Parfait Eloundou-Enyegue, chair and professor in the Department of Development Sociology, received the Outstanding Accomplishments in Science and Public Policy Award in a ceremony Nov. 5 celebrating research, extension and staff excellence at the College of Agriculture and Life Sciences.
Eloundou-Enyegue's scientific work addresses the implications of demographic change for socioeconomic development and inequality, with a focus on sub-Saharan Africa. A Cornell faculty member for the past 15 years, he is at the forefront of promoting science to influence global development policy, consulting with and advising international organizations. His emphasis on the importance of scientific evidence in shaping development policy exemplifies the qualifications for this award, said Kathryn J. Boor '80, the Ronald P. Lynch Dean of CALS.

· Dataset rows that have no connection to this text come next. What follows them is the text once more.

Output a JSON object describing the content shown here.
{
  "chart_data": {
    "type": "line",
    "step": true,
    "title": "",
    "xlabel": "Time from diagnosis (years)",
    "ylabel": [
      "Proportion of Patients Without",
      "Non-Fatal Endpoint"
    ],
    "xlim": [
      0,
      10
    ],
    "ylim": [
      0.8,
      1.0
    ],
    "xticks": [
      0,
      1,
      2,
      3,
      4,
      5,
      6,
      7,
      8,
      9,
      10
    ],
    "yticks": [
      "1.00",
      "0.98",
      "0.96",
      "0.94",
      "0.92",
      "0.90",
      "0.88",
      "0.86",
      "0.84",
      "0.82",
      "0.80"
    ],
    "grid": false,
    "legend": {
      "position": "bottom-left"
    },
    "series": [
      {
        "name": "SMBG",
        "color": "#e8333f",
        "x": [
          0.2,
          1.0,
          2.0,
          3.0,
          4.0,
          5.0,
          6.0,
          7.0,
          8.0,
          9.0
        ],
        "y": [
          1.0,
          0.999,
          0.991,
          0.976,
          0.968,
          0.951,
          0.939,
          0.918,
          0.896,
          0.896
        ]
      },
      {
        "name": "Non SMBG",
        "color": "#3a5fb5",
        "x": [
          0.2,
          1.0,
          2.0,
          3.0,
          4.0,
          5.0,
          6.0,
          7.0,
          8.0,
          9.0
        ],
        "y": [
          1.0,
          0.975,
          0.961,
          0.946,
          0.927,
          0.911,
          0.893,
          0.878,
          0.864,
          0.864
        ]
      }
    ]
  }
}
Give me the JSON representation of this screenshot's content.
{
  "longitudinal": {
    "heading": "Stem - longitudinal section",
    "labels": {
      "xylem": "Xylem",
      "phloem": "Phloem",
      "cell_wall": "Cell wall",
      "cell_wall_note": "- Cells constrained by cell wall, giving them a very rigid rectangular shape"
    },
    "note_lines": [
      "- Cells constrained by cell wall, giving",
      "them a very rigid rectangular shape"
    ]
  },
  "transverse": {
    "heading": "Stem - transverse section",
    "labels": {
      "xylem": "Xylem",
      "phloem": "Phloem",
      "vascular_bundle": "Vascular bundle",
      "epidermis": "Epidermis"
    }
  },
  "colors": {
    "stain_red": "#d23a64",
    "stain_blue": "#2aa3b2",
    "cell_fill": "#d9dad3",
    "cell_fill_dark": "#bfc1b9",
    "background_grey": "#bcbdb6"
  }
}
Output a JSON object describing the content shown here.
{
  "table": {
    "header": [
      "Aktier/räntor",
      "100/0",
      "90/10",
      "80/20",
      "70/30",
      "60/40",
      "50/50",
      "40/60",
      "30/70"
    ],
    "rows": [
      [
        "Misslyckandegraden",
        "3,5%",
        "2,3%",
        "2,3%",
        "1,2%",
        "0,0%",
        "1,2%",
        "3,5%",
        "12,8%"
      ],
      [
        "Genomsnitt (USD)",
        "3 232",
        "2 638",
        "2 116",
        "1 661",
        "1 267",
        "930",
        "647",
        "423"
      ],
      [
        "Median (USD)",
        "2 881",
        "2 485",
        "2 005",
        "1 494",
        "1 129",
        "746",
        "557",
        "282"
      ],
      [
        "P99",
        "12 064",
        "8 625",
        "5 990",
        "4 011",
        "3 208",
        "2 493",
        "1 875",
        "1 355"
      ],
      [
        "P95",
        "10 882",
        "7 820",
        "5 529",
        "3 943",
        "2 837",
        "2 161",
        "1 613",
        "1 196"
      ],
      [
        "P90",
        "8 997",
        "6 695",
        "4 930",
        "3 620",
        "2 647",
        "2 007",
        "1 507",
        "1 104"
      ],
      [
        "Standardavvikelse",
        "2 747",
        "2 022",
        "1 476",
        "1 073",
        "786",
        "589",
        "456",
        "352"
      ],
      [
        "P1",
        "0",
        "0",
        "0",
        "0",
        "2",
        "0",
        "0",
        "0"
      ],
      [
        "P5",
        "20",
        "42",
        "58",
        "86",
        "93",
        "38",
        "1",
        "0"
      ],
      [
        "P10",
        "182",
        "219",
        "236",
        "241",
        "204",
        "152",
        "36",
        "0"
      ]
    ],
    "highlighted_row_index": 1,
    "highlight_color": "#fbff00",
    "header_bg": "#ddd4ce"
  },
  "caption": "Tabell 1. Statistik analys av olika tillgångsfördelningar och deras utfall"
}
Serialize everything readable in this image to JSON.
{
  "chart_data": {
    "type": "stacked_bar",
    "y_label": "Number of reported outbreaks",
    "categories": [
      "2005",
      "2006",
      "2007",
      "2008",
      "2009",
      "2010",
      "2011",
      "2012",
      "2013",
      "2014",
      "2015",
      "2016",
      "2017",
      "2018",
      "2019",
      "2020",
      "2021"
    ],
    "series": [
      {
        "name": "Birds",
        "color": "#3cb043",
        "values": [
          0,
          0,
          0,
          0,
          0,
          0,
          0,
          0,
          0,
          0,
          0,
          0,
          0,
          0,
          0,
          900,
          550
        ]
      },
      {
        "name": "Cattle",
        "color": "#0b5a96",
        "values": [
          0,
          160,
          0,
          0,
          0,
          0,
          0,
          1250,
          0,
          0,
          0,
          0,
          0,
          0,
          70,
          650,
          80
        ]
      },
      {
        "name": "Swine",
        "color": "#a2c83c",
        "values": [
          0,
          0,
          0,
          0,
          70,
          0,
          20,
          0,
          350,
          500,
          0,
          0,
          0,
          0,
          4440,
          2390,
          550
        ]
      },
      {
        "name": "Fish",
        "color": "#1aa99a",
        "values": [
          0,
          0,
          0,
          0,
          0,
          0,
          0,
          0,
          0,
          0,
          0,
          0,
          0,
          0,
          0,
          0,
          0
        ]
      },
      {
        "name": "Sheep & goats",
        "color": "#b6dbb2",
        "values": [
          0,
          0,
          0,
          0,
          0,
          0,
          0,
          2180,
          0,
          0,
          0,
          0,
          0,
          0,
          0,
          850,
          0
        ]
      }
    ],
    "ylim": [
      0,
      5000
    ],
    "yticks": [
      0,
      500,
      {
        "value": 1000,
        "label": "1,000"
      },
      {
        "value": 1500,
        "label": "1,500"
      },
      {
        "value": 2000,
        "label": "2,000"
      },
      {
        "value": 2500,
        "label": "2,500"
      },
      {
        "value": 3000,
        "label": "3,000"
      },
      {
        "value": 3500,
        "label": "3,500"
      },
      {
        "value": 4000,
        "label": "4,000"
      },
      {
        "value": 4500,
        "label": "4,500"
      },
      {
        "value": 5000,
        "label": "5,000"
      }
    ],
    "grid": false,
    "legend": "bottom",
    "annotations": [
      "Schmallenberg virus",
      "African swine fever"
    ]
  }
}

"Parfait’s expertise at the nexus of science and policy is critically important as we try to understand the economic and equality implications of a global population expected to exceed 9 billion by the middle of this century," said Boor.
Much of Eloundou-Enyegue's research is policy-relevant, but it is his ability to translate scientific findings into action items that has led to numerous senior-level consultancies for a range of institutions, including the United States Agency for International Development and the World Bank, among others.
In 2017, at the United Nation’s General Assembly meeting, he was the only academic invited to speak on a high-level panel alongside several African presidents. Currently, he is part of a 15-member panel of scientists drafting the upcoming United Nations Sustainable Development report.
As part of this effort, he helped organize a May 11 held by the Polson Institute for Global Development. The event brought scholars and policy experts from across the globe to Cornell.
"Parfait is also dedicated to training the next generation of population scientists — both here at Cornell and around the world — to affect policy," said Boor.
She noted his work teaching large undergraduate courses, advising students, conducting his own research and serving as department chair. He also mentors graduate students from around the world through the Population Reference Bureau’s policy fellows program.